On the roof, Ted and Jen realize that their first date wasn’t that bad after all. Ted had, in fact, said that he would give Jen a call. He never did. After some back and forth, they’re about to give the relationship a second chance when Ted remembers why he didn’t make that call. He wants to be with someone who finds his quirks endearing. Jen had clearly been annoyed by some of his quirks (like pointing out incorrect spelling on a menu), and he had been annoyed by some of her quirks (extreme attachment to her cats), so they weren’t right for each other. It felt like Season 1 because Ted played the hopeless romantic, thinking he could have a second chance with this girl he first met seven years ago. While calling back to elements of Season 1, this episode also nicely showed Ted’s growth. We see him willing to learn about how to better relate to other people. Pretentious Ted of years past wouldn’t have thought anybody could possibly have a problem with anything he did.

Meanwhile, Barney pretends to have tickets to an “Origins of Chewbacca” exhibit to steal Marshall away from Lily (and hide the truth from Robin) so they could have a guys night at the Lusty Leopard, Barney’s favorite strip club. Marshall reveals that he feels guilty even fantasizing about women other than Lily. The problem is so bad that in his fantasies, he has to kill Lily off first by a hiccup disorder. Marshall’s description of this “fantasy” goes on so long that I didn’t even really find it funny- just kind of stupid. Barney decides it’s his new mission to help Marshall get over this hang-up, but before the guys know it, there’s a stripper who looks just like Lily.

“Stripper Lily” is apparently the third doppelganger the gang has encountered. There is also Lesbian Robin and Moustache Marshall. Narrator!Ted promises that meeting doppelganger Ted and Barney will be a story for another time. The doppelganger concept was probably my favorite part of the episode. I love running gags on HIMYM because I know that they will pay off. We’ve seen three of Marshall’s five slaps he earned in “Slap Bet,” and we’ve seen Ted’s birthday fight with a goat that was teased in several episodes.

When Barney and Marshall tell their ladies about the discovery of Stripper Lily, Lily actually is pretty enthusiastic about it and wants to meet her doppelganger. Robin is upset that Barney went to the strip club and lied about it. Barney keeps ignoring Robin whenever she says she is upset. It gets to the point where, at the end of the episode, Robin says they need to have a serious talk. The major thing I didn’t like about the episode, so much so that it’s kind of soured it for me, was the handling of Barney and Robin’s relationship. Robin was not the same Robin from “Zip, Zip, Zip.,” “Belly Full of Turkey,” and “Little Minnesota.” You can argue that maybe Robin’s feelings about Barney’s strip club habits have changed because he’s her boyfriend, but that even runs counter to last week.

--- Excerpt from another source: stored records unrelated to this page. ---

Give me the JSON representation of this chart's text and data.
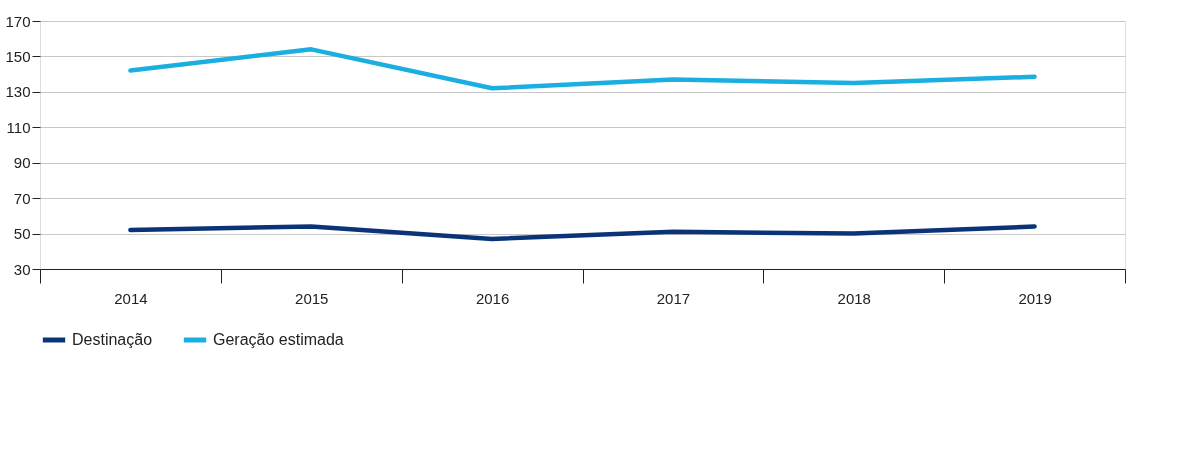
{
  "chart_data": {
    "type": "line",
    "categories": [
      "2014",
      "2015",
      "2016",
      "2017",
      "2018",
      "2019"
    ],
    "series": [
      {
        "name": "Destinação",
        "color": "#0b3478",
        "values": [
          52,
          54,
          47,
          51,
          50,
          54
        ]
      },
      {
        "name": "Geração estimada",
        "color": "#1aafe0",
        "values": [
          142,
          154,
          132,
          137,
          135,
          138.5
        ]
      }
    ],
    "ylim": [
      30,
      170
    ],
    "yticks": [
      30,
      50,
      70,
      90,
      110,
      130,
      150,
      170
    ],
    "grid": "y",
    "legend": "bottom",
    "marker": "none",
    "line_style": "solid"
  }
}
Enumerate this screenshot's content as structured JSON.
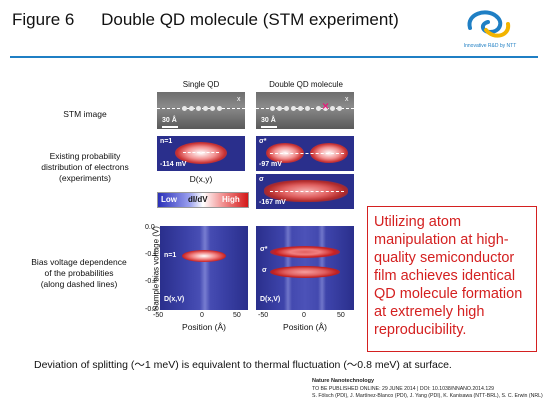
{
  "header": {
    "figure_label": "Figure 6",
    "title_part1": "Double QD molecule",
    "title_part2": "(STM experiment)",
    "logo_text": "Innovative R&D by NTT"
  },
  "columns": {
    "single": "Single QD",
    "double": "Double QD molecule"
  },
  "rows": {
    "stm": "STM image",
    "prob_line1": "Existing probability",
    "prob_line2": "distribution of electrons",
    "prob_line3": "(experiments)",
    "bias_line1": "Bias voltage dependence",
    "bias_line2": "of the probabilities",
    "bias_line3": "(along dashed lines)"
  },
  "stm_panels": {
    "scale_single": "30 Å",
    "scale_double": "30 Å",
    "x_mark": "x"
  },
  "map_panels": {
    "single_state": "n=1",
    "single_energy": "-114 mV",
    "double_top_state": "σ*",
    "double_top_energy": "-97 mV",
    "double_bottom_state": "σ",
    "double_bottom_energy": "-167 mV",
    "dxy_label": "D(x,y)"
  },
  "colorbar": {
    "low": "Low",
    "mid": "dI/dV",
    "high": "High"
  },
  "bias_plots": {
    "ylabel": "Sample bias voltage  (V)",
    "yticks": [
      "0.0",
      "-0.1",
      "-0.2",
      "-0.3"
    ],
    "xticks_single": [
      "-50",
      "0",
      "50"
    ],
    "xticks_double": [
      "-50",
      "0",
      "50"
    ],
    "xlabel": "Position (Å)",
    "single_state": "n=1",
    "double_state_upper": "σ*",
    "double_state_lower": "σ",
    "dxv_label": "D(x,V)"
  },
  "note": {
    "text": "Utilizing atom manipulation at high-quality semiconductor film achieves identical QD molecule formation at extremely high reproducibility."
  },
  "footer": {
    "deviation": "Deviation of splitting (～1 meV) is equivalent to thermal fluctuation (～0.8 meV) at surface.",
    "cite_line1": "Nature Nanotechnology",
    "cite_line2": "TO BE PUBLISHED ONLINE: 29 JUNE 2014 | DOI: 10.1038/NNANO.2014.129",
    "cite_line3": "S. Fölsch (PDI), J. Martínez-Blanco (PDI), J. Yang (PDI), K. Kanisawa (NTT-BRL), S. C. Erwin (NRL)"
  },
  "colors": {
    "accent_blue": "#1f7fc4",
    "note_red": "#d42020",
    "map_blue": "#2a2f8c",
    "hot_red": "#d41818"
  }
}
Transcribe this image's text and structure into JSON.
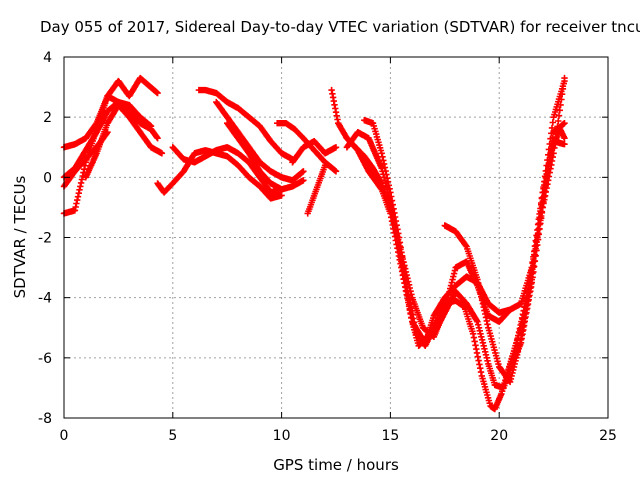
{
  "chart_data": {
    "type": "scatter",
    "title": "Day 055 of 2017, Sidereal Day-to-day VTEC variation (SDTVAR) for receiver tncu",
    "xlabel": "GPS time / hours",
    "ylabel": "SDTVAR / TECUs",
    "xlim": [
      0,
      25
    ],
    "ylim": [
      -8,
      4
    ],
    "xticks": [
      0,
      5,
      10,
      15,
      20,
      25
    ],
    "yticks": [
      -8,
      -6,
      -4,
      -2,
      0,
      2,
      4
    ],
    "grid": true,
    "marker": "plus",
    "color": "#ff0000",
    "series": [
      {
        "x": [
          0,
          0.5,
          1,
          1.5,
          2,
          2.5,
          3,
          3.5,
          4,
          4.3
        ],
        "y": [
          1.0,
          1.1,
          1.3,
          1.8,
          2.7,
          2.5,
          2.2,
          1.8,
          1.6,
          1.3
        ]
      },
      {
        "x": [
          0,
          0.5,
          1,
          1.5,
          2,
          2.5,
          3,
          3.5,
          4
        ],
        "y": [
          0.0,
          0.3,
          0.9,
          1.5,
          2.2,
          2.5,
          2.4,
          2.0,
          1.7
        ]
      },
      {
        "x": [
          0,
          0.5,
          1,
          1.5,
          2,
          2.5,
          3,
          3.5,
          4.3
        ],
        "y": [
          -1.2,
          -1.1,
          0.5,
          1.6,
          2.7,
          3.2,
          2.7,
          3.3,
          2.8
        ]
      },
      {
        "x": [
          0,
          0.5,
          1,
          1.5,
          2
        ],
        "y": [
          -0.3,
          0.2,
          0.6,
          1.0,
          1.5
        ]
      },
      {
        "x": [
          1,
          1.5,
          2,
          2.5,
          3,
          3.5,
          4,
          4.5
        ],
        "y": [
          0.0,
          0.8,
          1.8,
          2.4,
          2.0,
          1.5,
          1.0,
          0.8
        ]
      },
      {
        "x": [
          4.3,
          4.6,
          5,
          5.5,
          6,
          6.5,
          7,
          7.5,
          8,
          8.5,
          9,
          9.5,
          10
        ],
        "y": [
          -0.2,
          -0.5,
          -0.2,
          0.2,
          0.8,
          0.9,
          0.8,
          0.7,
          0.4,
          0.0,
          -0.3,
          -0.7,
          -0.6
        ]
      },
      {
        "x": [
          5,
          5.5,
          6,
          6.5,
          7,
          7.5,
          8,
          8.5,
          9,
          9.5,
          10
        ],
        "y": [
          1.0,
          0.6,
          0.5,
          0.7,
          0.9,
          1.0,
          0.8,
          0.5,
          0.0,
          -0.5,
          -0.4
        ]
      },
      {
        "x": [
          6.2,
          6.5,
          7,
          7.5,
          8,
          8.5,
          9,
          9.5,
          10,
          10.5
        ],
        "y": [
          2.9,
          2.9,
          2.8,
          2.5,
          2.3,
          2.0,
          1.7,
          1.2,
          0.8,
          0.6
        ]
      },
      {
        "x": [
          7,
          7.5,
          8,
          8.5,
          9,
          9.5,
          10,
          10.5,
          11
        ],
        "y": [
          2.5,
          2.0,
          1.5,
          1.0,
          0.5,
          0.2,
          0.0,
          -0.1,
          0.2
        ]
      },
      {
        "x": [
          7.5,
          8,
          8.5,
          9,
          9.5,
          10,
          10.5,
          11
        ],
        "y": [
          1.8,
          1.3,
          0.8,
          0.2,
          -0.2,
          -0.4,
          -0.3,
          -0.1
        ]
      },
      {
        "x": [
          9.8,
          10.2,
          10.6,
          11,
          11.5,
          12,
          12.5
        ],
        "y": [
          1.8,
          1.8,
          1.6,
          1.3,
          0.9,
          0.5,
          0.2
        ]
      },
      {
        "x": [
          10.5,
          11,
          11.5,
          12,
          12.5
        ],
        "y": [
          0.5,
          1.0,
          1.2,
          0.8,
          1.0
        ]
      },
      {
        "x": [
          11.2,
          11.6,
          12
        ],
        "y": [
          -1.2,
          -0.4,
          0.4
        ]
      },
      {
        "x": [
          12.3,
          12.6,
          13,
          13.5,
          14,
          14.3,
          14.6,
          15,
          15.5,
          16,
          16.3,
          16.7,
          17,
          17.5,
          18,
          18.5,
          19,
          19.5,
          20,
          20.5,
          21,
          21.5,
          22,
          22.5,
          23
        ],
        "y": [
          2.9,
          1.8,
          1.3,
          0.9,
          0.2,
          -0.1,
          -0.4,
          -1.2,
          -3.0,
          -4.8,
          -5.6,
          -5.3,
          -4.6,
          -4.0,
          -3.6,
          -3.3,
          -3.5,
          -4.2,
          -4.5,
          -4.4,
          -4.2,
          -3.0,
          -1.0,
          0.8,
          3.3
        ]
      },
      {
        "x": [
          13,
          13.5,
          14,
          14.3,
          14.6,
          15,
          15.5,
          16,
          16.5,
          17,
          17.5,
          18,
          18.5,
          19,
          19.5,
          19.8,
          20.2,
          20.6,
          21,
          21.5,
          22,
          22.5,
          23
        ],
        "y": [
          1.0,
          1.5,
          1.3,
          0.8,
          0.3,
          -0.8,
          -2.8,
          -4.8,
          -5.4,
          -5.2,
          -4.5,
          -3.8,
          -4.2,
          -4.8,
          -6.2,
          -6.9,
          -7.0,
          -6.2,
          -5.5,
          -3.5,
          -1.0,
          1.5,
          1.8
        ]
      },
      {
        "x": [
          13.8,
          14.2,
          14.6,
          15,
          15.4,
          15.8,
          16.2,
          16.6,
          17,
          17.5,
          18,
          18.4,
          18.8,
          19.2,
          19.6,
          19.8,
          20.1,
          20.5,
          21,
          21.5,
          22,
          22.5,
          23
        ],
        "y": [
          1.9,
          1.8,
          0.8,
          -0.5,
          -2.0,
          -3.8,
          -5.2,
          -5.6,
          -5.0,
          -4.2,
          -4.1,
          -4.3,
          -5.2,
          -6.6,
          -7.6,
          -7.7,
          -7.2,
          -6.2,
          -5.0,
          -3.0,
          -0.5,
          1.2,
          1.1
        ]
      },
      {
        "x": [
          13,
          13.4,
          13.8,
          14.2,
          14.6,
          15,
          15.5,
          16,
          16.5,
          17,
          17.5,
          18,
          18.5,
          19,
          19.5,
          20,
          20.5
        ],
        "y": [
          1.3,
          1.0,
          0.7,
          0.3,
          -0.2,
          -1.0,
          -2.5,
          -4.0,
          -5.0,
          -5.3,
          -4.4,
          -3.0,
          -2.8,
          -3.6,
          -4.6,
          -4.8,
          -4.4
        ]
      },
      {
        "x": [
          17.5,
          18,
          18.5,
          19,
          19.5,
          20,
          20.5,
          21,
          21.5,
          22,
          22.5,
          23
        ],
        "y": [
          -1.6,
          -1.8,
          -2.3,
          -3.4,
          -5.0,
          -6.3,
          -6.8,
          -5.4,
          -3.4,
          -0.5,
          2.0,
          3.2
        ]
      },
      {
        "x": [
          20.4,
          20.8,
          21.2,
          21.6,
          22,
          22.4,
          22.8,
          23
        ],
        "y": [
          -6.5,
          -5.5,
          -4.2,
          -2.8,
          -0.8,
          0.9,
          1.6,
          1.3
        ]
      }
    ]
  }
}
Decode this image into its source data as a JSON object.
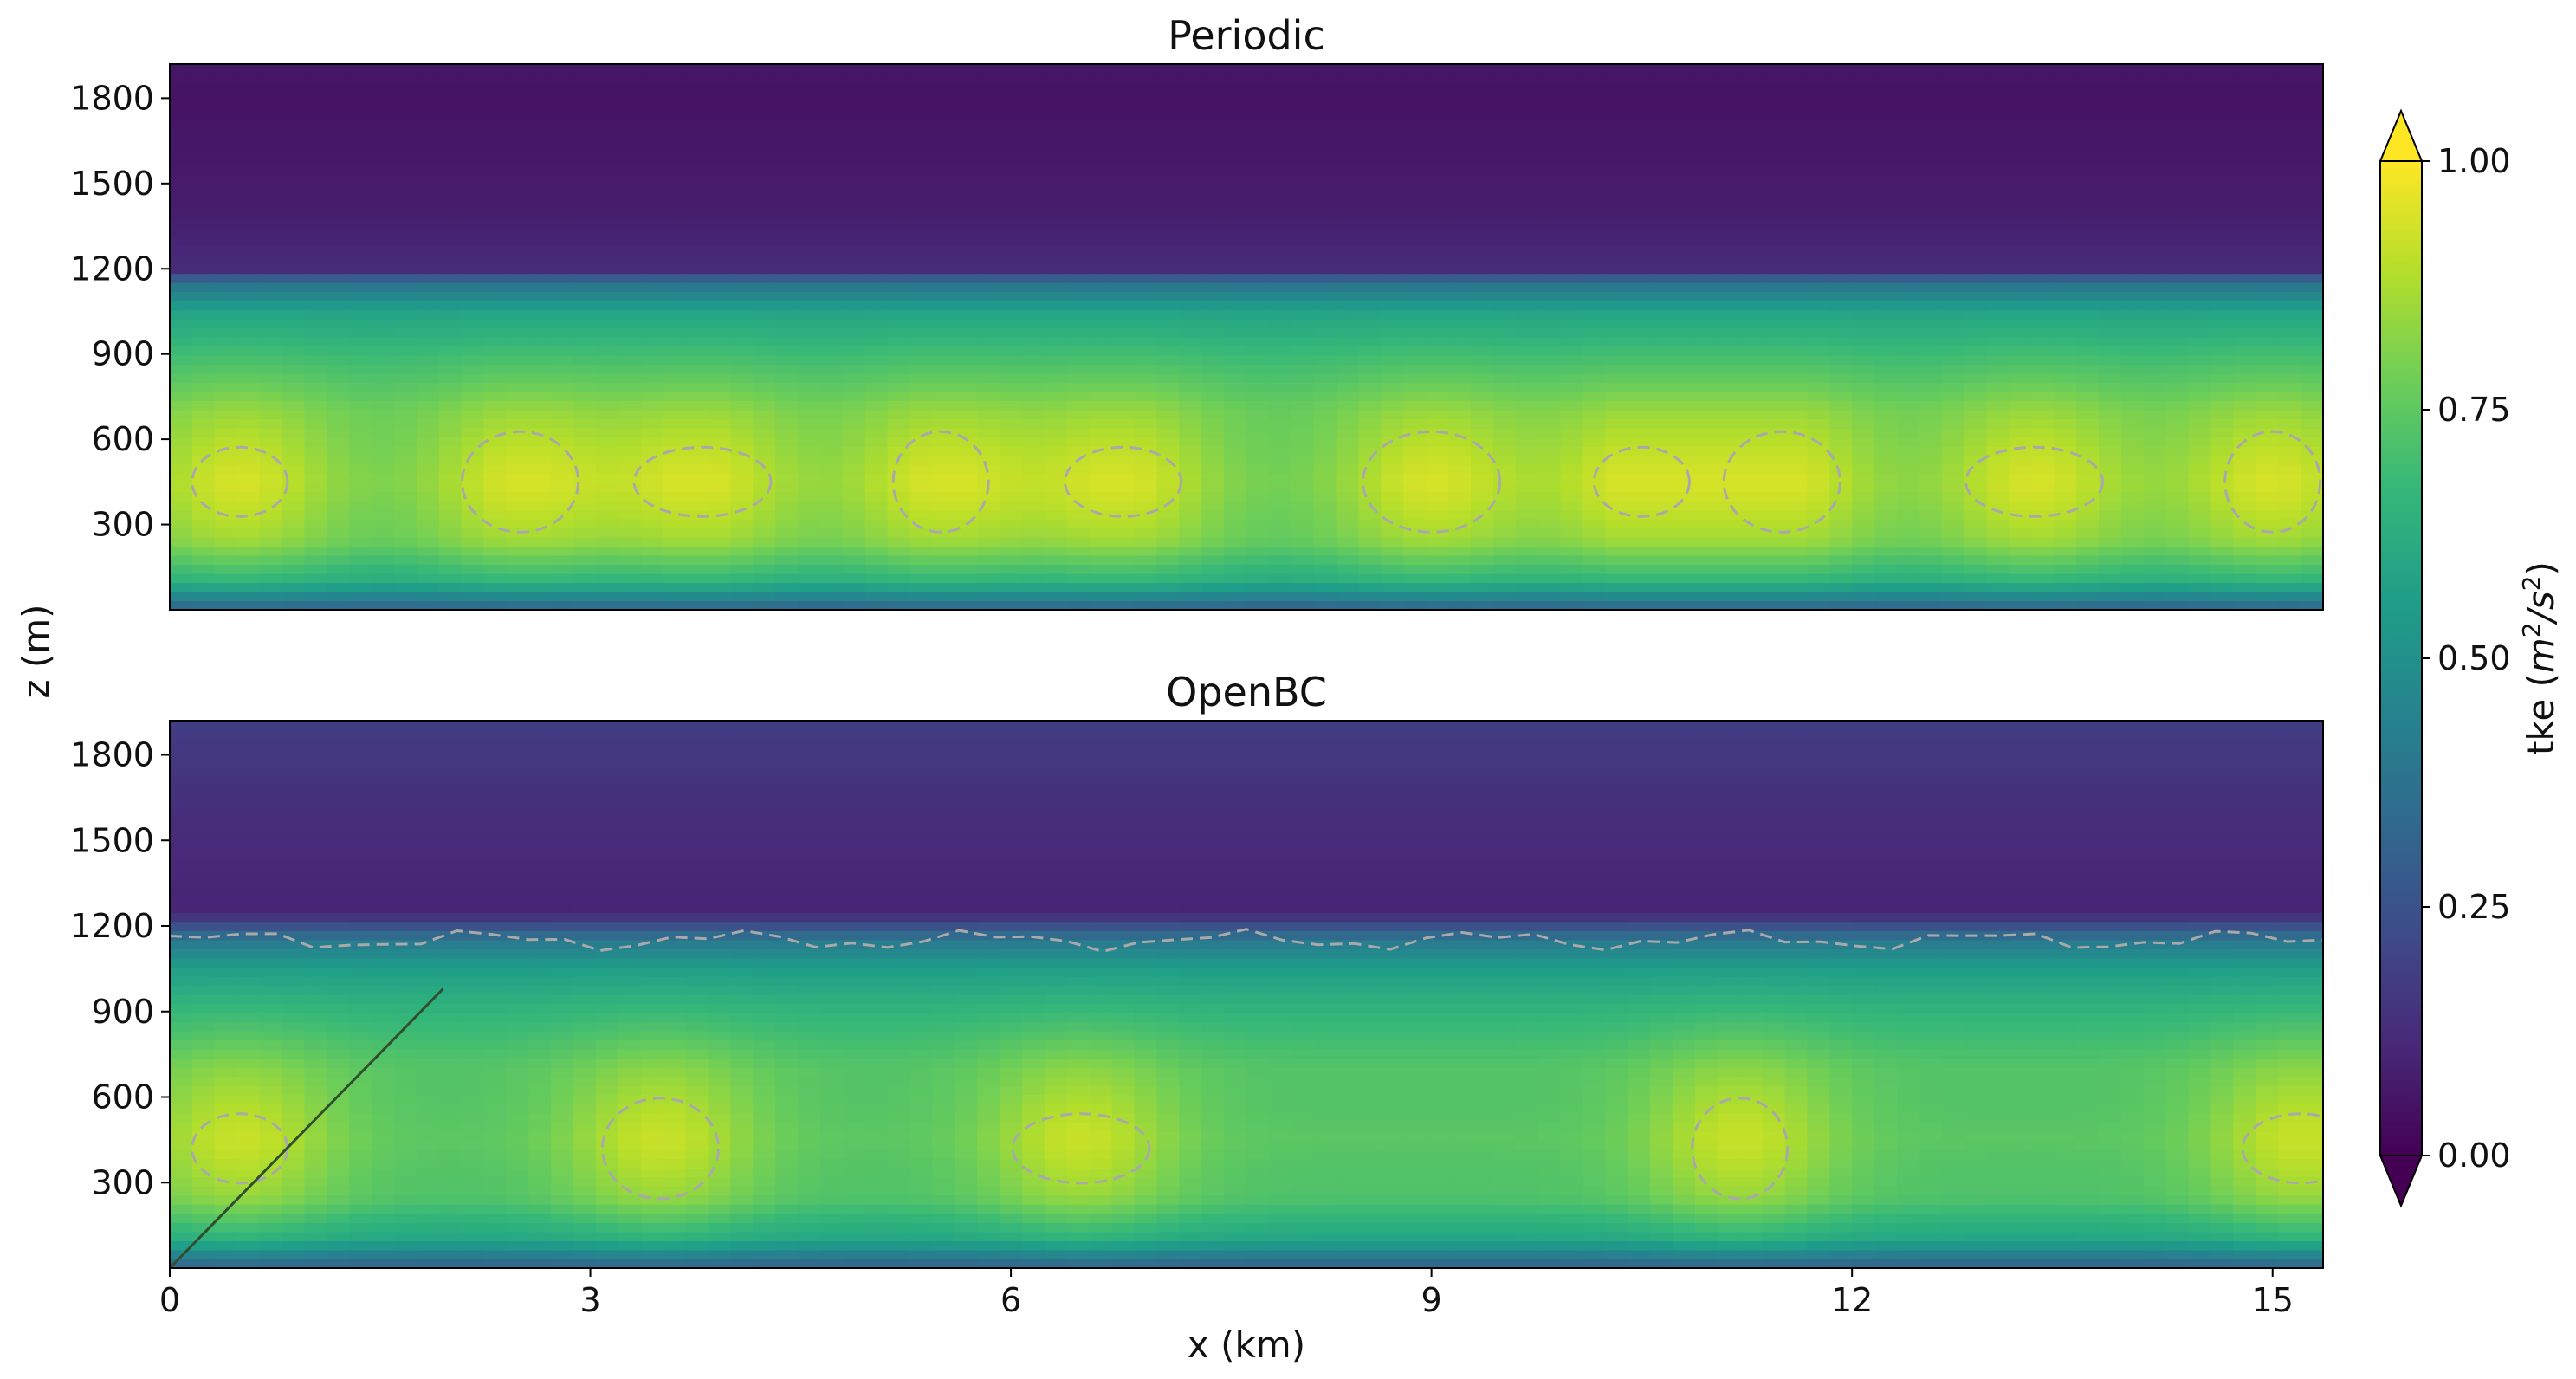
{
  "chart_data": {
    "type": "heatmap",
    "variable": "tke",
    "colorbar": {
      "label_text": "tke (",
      "label_unit_base": "m",
      "label_unit_exp": "2",
      "label_unit_sep": "/s",
      "label_unit_exp2": "2",
      "label_close": ")",
      "range": [
        0.0,
        1.0
      ],
      "ticks": [
        0.0,
        0.25,
        0.5,
        0.75,
        1.0
      ],
      "tick_labels": [
        "0.00",
        "0.25",
        "0.50",
        "0.75",
        "1.00"
      ],
      "extend": "both",
      "colormap": "viridis",
      "colors": [
        "#440154",
        "#482878",
        "#3e4a89",
        "#31688e",
        "#26828e",
        "#1f9e89",
        "#35b779",
        "#6ece58",
        "#b5de2b",
        "#fde725"
      ]
    },
    "xlabel": "x (km)",
    "ylabel": "z (m)",
    "xlim": [
      0,
      15.36
    ],
    "ylim": [
      0,
      1920
    ],
    "xticks": [
      0,
      3,
      6,
      9,
      12,
      15
    ],
    "xtick_labels": [
      "0",
      "3",
      "6",
      "9",
      "12",
      "15"
    ],
    "yticks": [
      300,
      600,
      900,
      1200,
      1500,
      1800
    ],
    "ytick_labels": [
      "300",
      "600",
      "900",
      "1200",
      "1500",
      "1800"
    ],
    "contour_line_color": "#a9a9a9",
    "annotation_line": {
      "color": "#2f4f2f",
      "x": [
        0,
        1.95
      ],
      "z": [
        0,
        980
      ]
    },
    "panels": [
      {
        "title": "Periodic",
        "profile_z": [
          0,
          100,
          250,
          450,
          700,
          900,
          1050,
          1150,
          1200,
          1400,
          1800,
          1920
        ],
        "profile_tke": [
          0.3,
          0.62,
          0.78,
          0.82,
          0.78,
          0.68,
          0.58,
          0.38,
          0.12,
          0.08,
          0.05,
          0.06
        ],
        "hotspots_x": [
          0.5,
          2.5,
          3.8,
          5.5,
          6.8,
          9.0,
          10.5,
          11.5,
          13.3,
          15.0
        ]
      },
      {
        "title": "OpenBC",
        "profile_z": [
          0,
          100,
          250,
          450,
          700,
          900,
          1050,
          1150,
          1250,
          1500,
          1800,
          1920
        ],
        "profile_tke": [
          0.3,
          0.6,
          0.76,
          0.8,
          0.76,
          0.66,
          0.56,
          0.4,
          0.1,
          0.12,
          0.16,
          0.18
        ],
        "hotspots_x": [
          0.5,
          3.5,
          6.5,
          11.2,
          15.2
        ]
      }
    ]
  }
}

Last week, Robin was only going to “pretend” to call Barney her boyfriend, and she was furiously trying to avoid any serious talks like the one she proposes at the end of the episode. It seems like it was only done for the sake of plot- because it would be funny that Lily was the one of the two women who was actually okay with it. That’s just lazy writing. I’d feel better about it if some resolution had happened in this episode, but there was none.

I enjoyed this episode well enough when I wasn’t stewing over Barney and Robin. It definitely had plenty of laughs. Was it the best episode of HIMYM ever? No, but if you compare it to Season 4’s second episode, “The Best Burger in New York,” it stands up well. Now I personally like “Best Burger,” mostly because of the montage of Marshall’s pre job-interview get psyched speeches that get more and more dejected before each interview. He basically goes from telling himself how great he is before the first interview to telling himself it’s going to be great to get back home and watch TV before the last. That is incredibly true to life. Most of the HIMYM fandom doesn’t agree with me, however, and pretty much pans “Best Burger” as the worst HIMYM episode ever, except maybe for “The Stinsons” (where I’d agree with them). After this episode, I’m mostly left really looking forward to seeing Ted and Barney’s doppelgangers.